In 2009, the OECD declared Lund the winning city in a bidding war to host the European Spallation Source, ESS. The city’s proximity to top science research institutes and relatively easy accessibility to other parts of Europe contributed most greatly to the win, but the “cream on top,” as ESS Communications Officer Marianne Ekdahl describes it, was the goal to make the facility carbon neutral, and to save money doing so.

“Saving money is what policy makers are most concerned about,” said Ekdahl. “But the scientists too…because the more money we save the more money we have to do science.”

Perhaps the most ambitious part of ESS’s carbon neutral plan will be to build enough new renewable energy sources, most likely wind turbines, to meet 100 percent of its electricity needs. The site of the future facility, where construction is set to begin in 2013, is a stretch of grassy farmland, spotted nearby with wind turbines. Parker says scientists have called it the facility “that makes neutrons out of wind.”

Even after incorporating the cost of building and maintaining a wind farm, ESS will save roughly eight million Euros a year from not relying on traditional electricity sources. The facility can expect an additional four million Euros in direct income from their plan to recycle their heat waste. Rather than dissipate the waste via cooling towers, as is common at most large facilities in the US, ESS will feed the heat into Lund’s district heating system. The energy savings from not using cooling towers, combined with efficiency gains in the accelerator design, will give ESS another 3 million Euros in energy savings a year, or a total savings of about 15 million Euros a year.

“So it is a useful revenue stream for us, but not something to boast about on Wall Street,” said Parker. But more than income, the renewable energy source will stabilize the cost of energy over the facility’s lifetime. If the price of non-renewable electricity goes up, the facility doesn’t have to worry that their operating budget will increase.

Parker and Ekdahl say the new plan has stirred up conversation in the physics community and gathered attention from other facilities. Parker even puts forth the prediction that, “this is how big science facilities will be designed in the future.”

But much of ESS’s energy plan is made possible by its location. Only a few cities in the United States utilize a district heating system like Lund, not to mention that in the United States, large science facilities tend to be located far away from large cities. Not all locations are ideal for renewable sources like wind or solar, and even ESS will have to take into account the inconsistency of some renewable sources, like wind farms. America also doesn’t have the kind of voucher system used in Europe, or quite as large an infrastructure for renewable energy sources. Kevin Jones, director of Oak Ridge’s Accelerator Research Division, says it is limitations like these, not a lack of desire, that has limited United States facilities in energy-saving approaches similar to Lund.  

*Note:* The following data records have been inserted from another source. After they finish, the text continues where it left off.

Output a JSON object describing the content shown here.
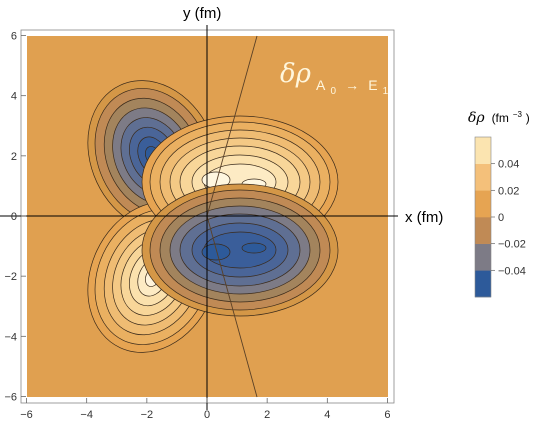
{
  "chart_data": {
    "type": "heatmap",
    "subtype": "filled-contour",
    "title": "",
    "xlabel": "x (fm)",
    "ylabel": "y (fm)",
    "xlim": [
      -6,
      6
    ],
    "ylim": [
      -6,
      6
    ],
    "x_ticks": [
      "−6",
      "−4",
      "−2",
      "0",
      "2",
      "4",
      "6"
    ],
    "y_ticks": [
      "6",
      "4",
      "2",
      "0",
      "−2",
      "−4",
      "−6"
    ],
    "annotation": {
      "text_main": "δρ",
      "text_sub": "A",
      "text_subsub": "0",
      "text_arrow": "→",
      "text_sub2": "E",
      "text_sub2sub": "1"
    },
    "boundary_lines": [
      {
        "from": [
          0,
          0
        ],
        "to": [
          1.7,
          6
        ]
      },
      {
        "from": [
          0,
          0
        ],
        "to": [
          1.7,
          -6
        ]
      }
    ],
    "features": [
      {
        "kind": "minimum",
        "x": -1.8,
        "y": 2.0,
        "value": -0.05
      },
      {
        "kind": "maximum",
        "x": -1.8,
        "y": -2.0,
        "value": 0.05
      },
      {
        "kind": "maximum",
        "x": 0.3,
        "y": 1.2,
        "value": 0.06
      },
      {
        "kind": "maximum",
        "x": 1.6,
        "y": 1.0,
        "value": 0.05
      },
      {
        "kind": "minimum",
        "x": 0.3,
        "y": -1.2,
        "value": -0.06
      },
      {
        "kind": "minimum",
        "x": 1.6,
        "y": -1.0,
        "value": -0.05
      }
    ],
    "colorbar": {
      "title_main": "δρ",
      "title_unit": "(fm",
      "title_exp": "−3",
      "title_close": ")",
      "ticks": [
        "0.04",
        "0.02",
        "0",
        "−0.02",
        "−0.04"
      ],
      "tick_values": [
        0.04,
        0.02,
        0,
        -0.02,
        -0.04
      ],
      "range": [
        -0.06,
        0.06
      ],
      "bands": [
        "#2d5a9a",
        "#7d7b86",
        "#c08a55",
        "#e6a452",
        "#f4c07a",
        "#fbe4b0"
      ]
    },
    "colors": {
      "background": "#e0a050",
      "deep_negative": "#2d5a9a",
      "peak_positive": "#fff7e0",
      "contour": "#3a2a1a"
    }
  }
}
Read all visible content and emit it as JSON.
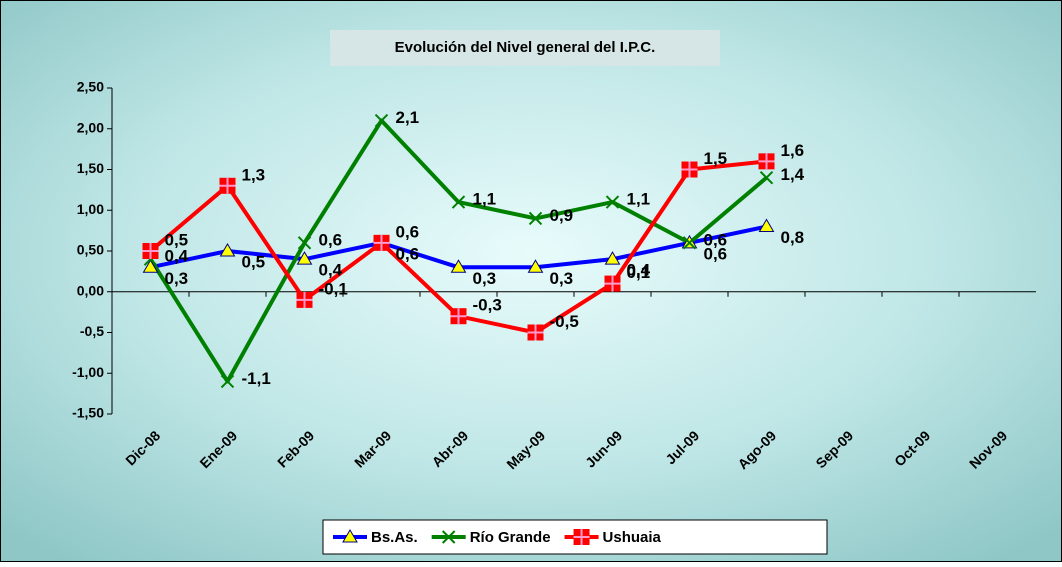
{
  "chart_data": {
    "type": "line",
    "title": "Evolución del Nivel general del I.P.C.",
    "categories": [
      "Dic-08",
      "Ene-09",
      "Feb-09",
      "Mar-09",
      "Abr-09",
      "May-09",
      "Jun-09",
      "Jul-09",
      "Ago-09",
      "Sep-09",
      "Oct-09",
      "Nov-09"
    ],
    "series": [
      {
        "name": "Bs.As.",
        "color": "#0000ff",
        "marker": "triangle",
        "marker_color": "#ffff00",
        "values": [
          0.3,
          0.5,
          0.4,
          0.6,
          0.3,
          0.3,
          0.4,
          0.6,
          0.8,
          null,
          null,
          null
        ],
        "value_labels": [
          "0,3",
          "0,5",
          "0,4",
          "0,6",
          "0,3",
          "0,3",
          "0,4",
          "0,6",
          "0,8",
          null,
          null,
          null
        ]
      },
      {
        "name": "Río Grande",
        "color": "#008000",
        "marker": "x",
        "marker_color": "#008000",
        "values": [
          0.4,
          -1.1,
          0.6,
          2.1,
          1.1,
          0.9,
          1.1,
          0.6,
          1.4,
          null,
          null,
          null
        ],
        "value_labels": [
          "0,4",
          "-1,1",
          "0,6",
          "2,1",
          "1,1",
          "0,9",
          "1,1",
          "0,6",
          "1,4",
          null,
          null,
          null
        ]
      },
      {
        "name": "Ushuaia",
        "color": "#ff0000",
        "marker": "square",
        "marker_color": "#ff0000",
        "values": [
          0.5,
          1.3,
          -0.1,
          0.6,
          -0.3,
          -0.5,
          0.1,
          1.5,
          1.6,
          null,
          null,
          null
        ],
        "value_labels": [
          "0,5",
          "1,3",
          "-0,1",
          "0,6",
          "-0,3",
          "-0,5",
          "0,1",
          "1,5",
          "1,6",
          null,
          null,
          null
        ]
      }
    ],
    "ylim": [
      -1.5,
      2.5
    ],
    "yticks": [
      {
        "value": -1.5,
        "label": "-1,50"
      },
      {
        "value": -1,
        "label": "-1,00"
      },
      {
        "value": -0.5,
        "label": "-0,5"
      },
      {
        "value": 0,
        "label": "0,00"
      },
      {
        "value": 0.5,
        "label": "0,50"
      },
      {
        "value": 1,
        "label": "1,00"
      },
      {
        "value": 1.5,
        "label": "1,50"
      },
      {
        "value": 2,
        "label": "2,00"
      },
      {
        "value": 2.5,
        "label": "2,50"
      }
    ],
    "grid": false,
    "legend": "bottom"
  }
}
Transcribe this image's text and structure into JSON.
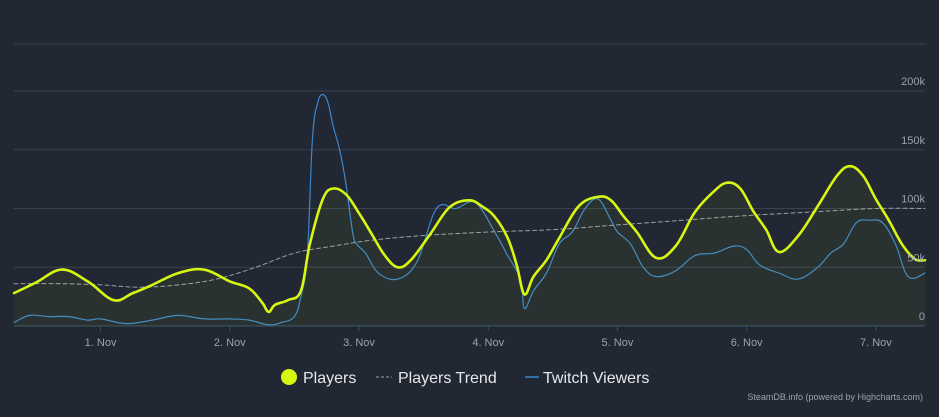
{
  "chart_data": {
    "type": "line",
    "title": "",
    "xlabel": "",
    "ylabel": "",
    "ylim": [
      0,
      240000
    ],
    "xlim": [
      0.33,
      7.38
    ],
    "grid": true,
    "x_ticks": [
      {
        "value": 1,
        "label": "1. Nov"
      },
      {
        "value": 2,
        "label": "2. Nov"
      },
      {
        "value": 3,
        "label": "3. Nov"
      },
      {
        "value": 4,
        "label": "4. Nov"
      },
      {
        "value": 5,
        "label": "5. Nov"
      },
      {
        "value": 6,
        "label": "6. Nov"
      },
      {
        "value": 7,
        "label": "7. Nov"
      }
    ],
    "y_ticks": [
      {
        "value": 0,
        "label": "0"
      },
      {
        "value": 50000,
        "label": "50k"
      },
      {
        "value": 100000,
        "label": "100k"
      },
      {
        "value": 150000,
        "label": "150k"
      },
      {
        "value": 200000,
        "label": "200k"
      }
    ],
    "series": [
      {
        "name": "Twitch Viewers",
        "color": "#3b87cc",
        "style": "solid",
        "x": [
          0.33,
          0.45,
          0.6,
          0.75,
          0.9,
          1.0,
          1.2,
          1.4,
          1.6,
          1.8,
          2.0,
          2.15,
          2.3,
          2.4,
          2.5,
          2.55,
          2.6,
          2.64,
          2.68,
          2.72,
          2.76,
          2.8,
          2.85,
          2.9,
          2.95,
          2.98,
          3.05,
          3.15,
          3.3,
          3.45,
          3.6,
          3.75,
          3.9,
          4.05,
          4.15,
          4.25,
          4.28,
          4.35,
          4.45,
          4.55,
          4.65,
          4.75,
          4.85,
          4.95,
          5.0,
          5.1,
          5.2,
          5.3,
          5.45,
          5.6,
          5.75,
          5.9,
          6.0,
          6.1,
          6.25,
          6.4,
          6.55,
          6.65,
          6.75,
          6.85,
          6.95,
          7.05,
          7.15,
          7.25,
          7.38
        ],
        "values": [
          3000,
          9000,
          8000,
          8000,
          5000,
          6000,
          2000,
          5000,
          9000,
          6000,
          6000,
          5000,
          1000,
          3000,
          8000,
          25000,
          60000,
          160000,
          190000,
          197000,
          190000,
          170000,
          150000,
          120000,
          80000,
          70000,
          62000,
          45000,
          40000,
          55000,
          100000,
          100000,
          105000,
          80000,
          60000,
          40000,
          15000,
          30000,
          45000,
          70000,
          80000,
          100000,
          108000,
          90000,
          80000,
          70000,
          50000,
          42000,
          47000,
          60000,
          62000,
          68000,
          65000,
          52000,
          45000,
          40000,
          50000,
          62000,
          70000,
          88000,
          90000,
          88000,
          70000,
          42000,
          45000
        ]
      },
      {
        "name": "Players Trend",
        "color": "#9aa0a6",
        "style": "dashed",
        "x": [
          0.33,
          0.7,
          1.0,
          1.3,
          1.6,
          1.9,
          2.2,
          2.5,
          2.8,
          3.1,
          3.5,
          4.0,
          4.5,
          5.0,
          5.5,
          6.0,
          6.5,
          7.0,
          7.38
        ],
        "values": [
          36000,
          36000,
          35000,
          33000,
          35000,
          40000,
          50000,
          62000,
          68000,
          73000,
          77000,
          80000,
          82000,
          86000,
          90000,
          94000,
          97000,
          100000,
          100000
        ]
      },
      {
        "name": "Players",
        "color": "#d7f712",
        "style": "solid-bold",
        "x": [
          0.33,
          0.5,
          0.7,
          0.9,
          1.1,
          1.25,
          1.4,
          1.6,
          1.8,
          2.0,
          2.15,
          2.25,
          2.3,
          2.35,
          2.45,
          2.55,
          2.62,
          2.72,
          2.8,
          2.9,
          3.0,
          3.1,
          3.2,
          3.3,
          3.4,
          3.55,
          3.7,
          3.85,
          3.95,
          4.05,
          4.15,
          4.22,
          4.28,
          4.35,
          4.45,
          4.55,
          4.7,
          4.85,
          4.95,
          5.05,
          5.15,
          5.3,
          5.45,
          5.6,
          5.75,
          5.85,
          5.95,
          6.05,
          6.15,
          6.25,
          6.4,
          6.55,
          6.7,
          6.8,
          6.9,
          7.0,
          7.1,
          7.2,
          7.3,
          7.38
        ],
        "values": [
          28000,
          37000,
          48000,
          38000,
          22000,
          28000,
          35000,
          45000,
          48000,
          38000,
          32000,
          20000,
          12000,
          18000,
          22000,
          30000,
          70000,
          108000,
          117000,
          112000,
          96000,
          78000,
          60000,
          50000,
          56000,
          78000,
          101000,
          107000,
          102000,
          93000,
          75000,
          52000,
          27000,
          42000,
          56000,
          75000,
          102000,
          110000,
          107000,
          93000,
          80000,
          58000,
          68000,
          97000,
          115000,
          122000,
          117000,
          98000,
          82000,
          63000,
          77000,
          102000,
          128000,
          136000,
          128000,
          108000,
          90000,
          70000,
          57000,
          56000
        ]
      }
    ],
    "legend": {
      "position": "bottom-center",
      "items": [
        {
          "label": "Players",
          "color": "#d7f712",
          "marker": "circle"
        },
        {
          "label": "Players Trend",
          "color": "#9aa0a6",
          "marker": "dashed-line"
        },
        {
          "label": "Twitch Viewers",
          "color": "#3b87cc",
          "marker": "line"
        }
      ]
    }
  },
  "credit": "SteamDB.info (powered by Highcharts.com)"
}
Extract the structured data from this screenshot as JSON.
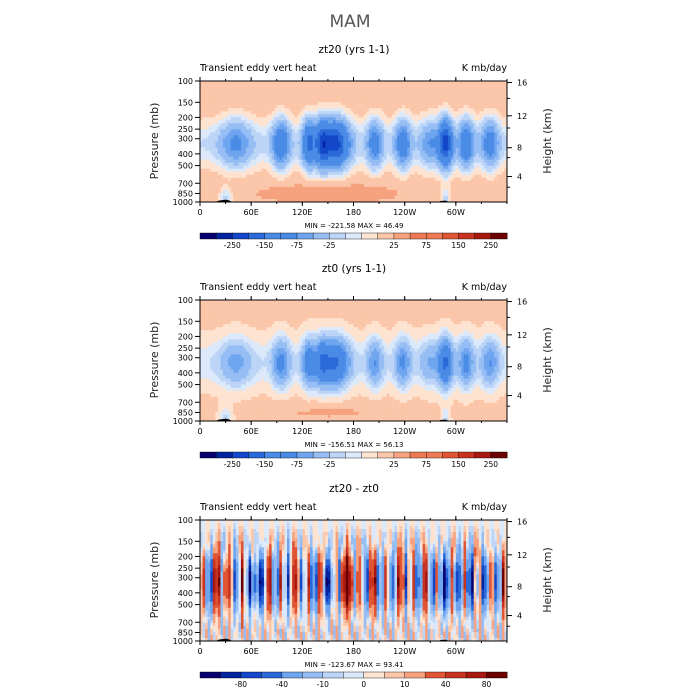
{
  "figure": {
    "title": "MAM"
  },
  "chart_data": [
    {
      "type": "heatmap",
      "title": "zt20 (yrs 1-1)",
      "left_label": "Transient eddy vert heat",
      "right_label": "K mb/day",
      "xlabel": "",
      "ylabel": "Pressure (mb)",
      "y2label": "Height (km)",
      "x_ticks": [
        "0",
        "60E",
        "120E",
        "180",
        "120W",
        "60W"
      ],
      "y_ticks": [
        "100",
        "150",
        "200",
        "250",
        "300",
        "400",
        "500",
        "700",
        "850",
        "1000"
      ],
      "y2_ticks": [
        "16",
        "12",
        "8",
        "4"
      ],
      "xlim": [
        0,
        360
      ],
      "ylim": [
        1000,
        100
      ],
      "min_max_text": "MIN = -221.58   MAX =   46.49",
      "min": -221.58,
      "max": 46.49,
      "colorbar_labels": [
        "-250",
        "-150",
        "-75",
        "-25",
        "25",
        "75",
        "150",
        "250"
      ],
      "colorbar_levels": [
        -300,
        -250,
        -200,
        -150,
        -100,
        -75,
        -50,
        -25,
        -10,
        0,
        10,
        25,
        50,
        75,
        100,
        150,
        200,
        250
      ],
      "field_summary": "mostly weakly positive; strong negative cores 250-500 mb near 150-165E and 70-80W"
    },
    {
      "type": "heatmap",
      "title": "zt0 (yrs 1-1)",
      "left_label": "Transient eddy vert heat",
      "right_label": "K mb/day",
      "xlabel": "",
      "ylabel": "Pressure (mb)",
      "y2label": "Height (km)",
      "x_ticks": [
        "0",
        "60E",
        "120E",
        "180",
        "120W",
        "60W"
      ],
      "y_ticks": [
        "100",
        "150",
        "200",
        "250",
        "300",
        "400",
        "500",
        "700",
        "850",
        "1000"
      ],
      "y2_ticks": [
        "16",
        "12",
        "8",
        "4"
      ],
      "xlim": [
        0,
        360
      ],
      "ylim": [
        1000,
        100
      ],
      "min_max_text": "MIN = -156.51   MAX =   56.13",
      "min": -156.51,
      "max": 56.13,
      "colorbar_labels": [
        "-250",
        "-150",
        "-75",
        "-25",
        "25",
        "75",
        "150",
        "250"
      ],
      "colorbar_levels": [
        -300,
        -250,
        -200,
        -150,
        -100,
        -75,
        -50,
        -25,
        -10,
        0,
        10,
        25,
        50,
        75,
        100,
        150,
        200,
        250
      ],
      "field_summary": "weaker negative cores 250-400 mb near 150-165E and 70W"
    },
    {
      "type": "heatmap",
      "title": "zt20 - zt0",
      "left_label": "Transient eddy vert heat",
      "right_label": "K mb/day",
      "xlabel": "",
      "ylabel": "Pressure (mb)",
      "y2label": "Height (km)",
      "x_ticks": [
        "0",
        "60E",
        "120E",
        "180",
        "120W",
        "60W"
      ],
      "y_ticks": [
        "100",
        "150",
        "200",
        "250",
        "300",
        "400",
        "500",
        "700",
        "850",
        "1000"
      ],
      "y2_ticks": [
        "16",
        "12",
        "8",
        "4"
      ],
      "xlim": [
        0,
        360
      ],
      "ylim": [
        1000,
        100
      ],
      "min_max_text": "MIN = -123.67   MAX =   93.41",
      "min": -123.67,
      "max": 93.41,
      "colorbar_labels": [
        "-80",
        "-40",
        "-10",
        "0",
        "10",
        "40",
        "80"
      ],
      "colorbar_levels": [
        -100,
        -80,
        -60,
        -40,
        -20,
        -10,
        -5,
        0,
        5,
        10,
        20,
        40,
        60,
        80
      ],
      "field_summary": "alternating positive/negative columns 200-600 mb; strong positive core near 180"
    }
  ],
  "colormap": [
    "#08006e",
    "#00249f",
    "#1346c8",
    "#2a6ad8",
    "#4a8be6",
    "#6fa5ef",
    "#96bef4",
    "#bcd5f7",
    "#dce9fb",
    "#fde3d0",
    "#fbc6a9",
    "#f6a27f",
    "#ee7a55",
    "#e05533",
    "#c83220",
    "#a81810",
    "#6a0000"
  ]
}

“If any accelerator facility in the United States could find the right balance between its geographical location and its ability to draw on renewable, predictable sources of energy,” said Jones, “I think the management teams would jump at that opportunity.”  

Most of the ESS’s energy plans concern policy and management decisions, but improvements to the efficiency of these large machines and facilities is something accelerator physicists have been working on for decades. One of the techniques ESS used to reduce its annual energy bill was adopting superconductivity in some areas. Superconductivity trades the cost of heat lost through resistance in traditional magnets for the much lower cost of cooling the liquid helium needed to keep superconducting magnets at 2 Kelvin.

At ESS’s Green Energy for Sustainable Science conference, which Parker says is open to all areas of science, attendees will have a chance to discuss the changing demands on large science facilities to conserve more energy and be environmentally conscious. The conference will also discuss goals to lower energy consumption by big science facilities, new techniques to improve efficiency, and how laboratories can implement the technologies and approaches already available.